Publicado 2010/05/09
Autor : Hna. Carmela Werner Ferreira, EP
Por donde anduviera, difundía la alegría de la santidad, de manera que a su lado la satisfacción efímera del pecado no pasaba de ser una grotesca caricatura.
En la Ciudad Eterna la noche estaba llegando a su fin, calma y silenciosa. El Sumo Pontífice, tras una jornada más en la que había conducido con valentía la Barca de Pedro, se retiraba a descansar algunas horas para retomar su puesto al rayar el alba.

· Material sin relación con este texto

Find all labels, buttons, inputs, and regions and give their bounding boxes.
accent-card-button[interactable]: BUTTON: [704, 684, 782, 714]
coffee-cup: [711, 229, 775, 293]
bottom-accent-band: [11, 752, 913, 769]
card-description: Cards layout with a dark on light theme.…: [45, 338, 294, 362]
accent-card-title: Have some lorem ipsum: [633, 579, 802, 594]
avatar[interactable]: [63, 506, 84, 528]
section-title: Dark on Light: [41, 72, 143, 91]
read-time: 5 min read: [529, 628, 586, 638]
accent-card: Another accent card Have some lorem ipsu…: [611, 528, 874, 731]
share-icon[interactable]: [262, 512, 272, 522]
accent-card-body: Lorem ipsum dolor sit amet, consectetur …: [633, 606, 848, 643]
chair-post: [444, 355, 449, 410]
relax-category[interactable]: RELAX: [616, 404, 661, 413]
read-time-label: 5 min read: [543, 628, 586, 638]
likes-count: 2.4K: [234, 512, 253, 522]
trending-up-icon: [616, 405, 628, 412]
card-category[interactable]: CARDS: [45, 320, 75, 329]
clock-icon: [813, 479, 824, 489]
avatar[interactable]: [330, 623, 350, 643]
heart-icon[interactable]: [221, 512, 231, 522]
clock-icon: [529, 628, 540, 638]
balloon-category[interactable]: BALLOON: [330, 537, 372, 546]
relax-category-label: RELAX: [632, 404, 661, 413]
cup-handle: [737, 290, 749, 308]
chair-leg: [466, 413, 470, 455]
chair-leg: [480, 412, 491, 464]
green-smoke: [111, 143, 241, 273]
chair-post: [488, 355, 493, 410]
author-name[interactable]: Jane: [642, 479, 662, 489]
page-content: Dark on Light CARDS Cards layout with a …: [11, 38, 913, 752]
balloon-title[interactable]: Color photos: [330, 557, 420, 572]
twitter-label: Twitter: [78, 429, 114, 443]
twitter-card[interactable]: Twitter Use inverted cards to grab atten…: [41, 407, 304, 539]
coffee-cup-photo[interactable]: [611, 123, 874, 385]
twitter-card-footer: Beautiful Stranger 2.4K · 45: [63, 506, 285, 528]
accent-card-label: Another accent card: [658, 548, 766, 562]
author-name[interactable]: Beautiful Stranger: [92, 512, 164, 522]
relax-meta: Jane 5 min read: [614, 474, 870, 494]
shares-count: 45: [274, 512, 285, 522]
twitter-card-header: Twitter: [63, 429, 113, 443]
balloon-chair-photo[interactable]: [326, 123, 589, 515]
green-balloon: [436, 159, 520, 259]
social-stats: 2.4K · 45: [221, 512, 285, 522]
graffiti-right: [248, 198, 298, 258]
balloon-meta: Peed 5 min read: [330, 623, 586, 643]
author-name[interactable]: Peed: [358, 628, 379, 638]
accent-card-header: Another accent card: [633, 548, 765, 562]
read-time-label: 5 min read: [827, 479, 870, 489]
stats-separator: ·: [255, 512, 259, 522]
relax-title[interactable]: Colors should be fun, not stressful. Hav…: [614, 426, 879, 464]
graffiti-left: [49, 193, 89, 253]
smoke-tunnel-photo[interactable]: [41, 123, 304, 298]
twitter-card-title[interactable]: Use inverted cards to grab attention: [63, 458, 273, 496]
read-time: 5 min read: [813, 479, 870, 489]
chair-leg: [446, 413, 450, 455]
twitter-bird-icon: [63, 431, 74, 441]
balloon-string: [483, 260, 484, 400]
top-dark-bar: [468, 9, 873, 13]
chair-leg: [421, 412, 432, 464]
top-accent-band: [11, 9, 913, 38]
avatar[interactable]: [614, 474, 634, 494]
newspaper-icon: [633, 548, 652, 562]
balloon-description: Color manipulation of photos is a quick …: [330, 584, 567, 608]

Sin embargo, no todos reposaban en aquella madrugada de 1544.
La célebre Vía Apia, otrora recorrida en esas horas por los vigías del César o por cristianos que buscaban refugiarse en las catacumbas, presenciaba ahora los pasos de un humilde fiel llamado Felipe Neri, que entonces contaba con 29 años. Caminó algo más de 3 Km. hasta llegar al comienzo de la escalinata de la Catacumba de San Sebastián, su sitio predilecto de oración y recogimiento.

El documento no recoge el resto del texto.